Leseprobe aus BuddhaNetz-Info 8, Herbst 1999
für BuddhaNetz-Info von Hans-Günter
Wagner, Shanghai:
China: Fa-Lun-Gong-Bewegung kriminalisiert
Die Behörden waren ratlos. Mit solchen Demonstranten hatte niemand
gerechnet. Alte Frauen mit abgewetzten Wollstrickjacken, Rentner mit blauer
Mao-Mütze, Familien mit Kindern - keiner wusste woher so viele so
unvermittelt gekommen waren. Chinesen aus fast allen Teilen des Landes
belagerten urplötzlich zu Zehntausenden das Pekinger Regierungsviertel
Zhongnanhai, wo die Partei- und Staatsgrößen ihren Wohn- und
Arbeitssitz haben. Einfach sitzend und schweigend, ohne Transparente zu
schwenken oder Parolen zu skandieren harrten sie bis in die Nacht aus.
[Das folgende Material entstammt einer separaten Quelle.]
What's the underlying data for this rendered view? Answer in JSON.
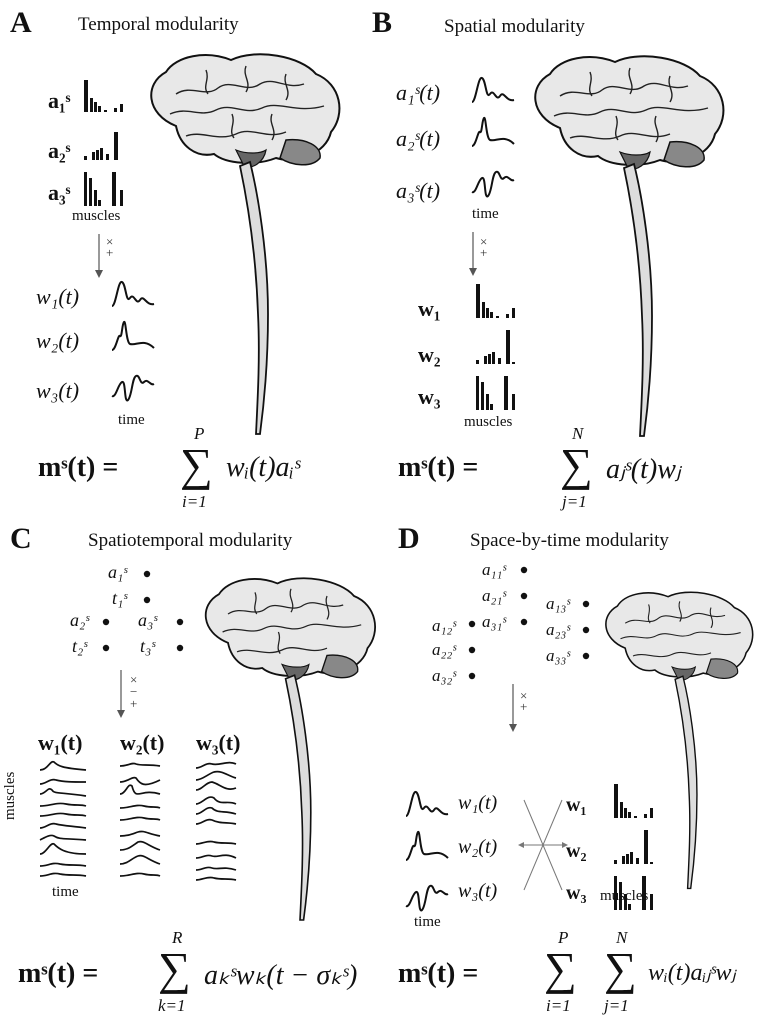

Am 27. April erlebte China die größte Demonstrati-on seit dem
Tiananmen-Massaker vor 10 Jahren.
Die Fa-Lun-Gong-Bewegung
Doch diesmal waren es weder revoltierende Studenten noch unzufriedene Bauern,
die ihren Protest vortrugen. Es waren Anhänger der von Li Hongzhi
gegründeten Fa-Lun-Gong-Bewegung, die sich versammelt hatten, um stillen
Protest gegen Behördenschikane zu erheben und um Religionsfreiheit
einzufordern. Das Fa-Lun-Gong ist eine der so zahlreichen chinesischen
Qi-Gong-Schulen und kann seit der Gründung vor einigen Jahren auf
einen beachtliche Schar von Anhängern zurück-blicken, die selbst
nach Behördenschätzung bei mindestens zwei Millionen Menschen
liegt. Li Hongzhi vermischt in seiner Übungslehre buddhistische, taoistische
und konfuzianische Elemente miteinander. Ziel der Übungen des Großen
Rades der Lehre (Falun Dafa) ist die Kultivierung des Selbst durch Wahrhaftigkeit,
Gutherzigkeit und Nachsicht sowie durch eine Reihe von Meditations- und
Bewegungsübungen, die den Praktizierenden zum Heilen von Krankheiten
befähigen sollen. Li Hongzhi stellt den Übenden auch das Erlangen
paranormaler Fähigkeiten wie das Sehen in andere Zeiten und Welträume
sowie die Öffnung des Himmelsauges in Aussicht. In seinem auch auf
Deutsch erschienenem Buch Der chinesische Fa-Lun-Gong rechnet Li sein Qi-Gong
der buddhistischen Qi-Gong-Schule zu, unterscheidet seine Übungslehre
jedoch vom Buddhismus als religiöser Praxis. Die Verwendung buddhisti-scher
Symbole und die vielen in der Öffent-lichkeit zirkulierenden Bilder,
die Li Hongzhi in einem gelben Glitzergewand auf einer Lo-tusblüte
sitzend zeigen, sollen offensichtlich Nähe zum Dharma demonstrieren.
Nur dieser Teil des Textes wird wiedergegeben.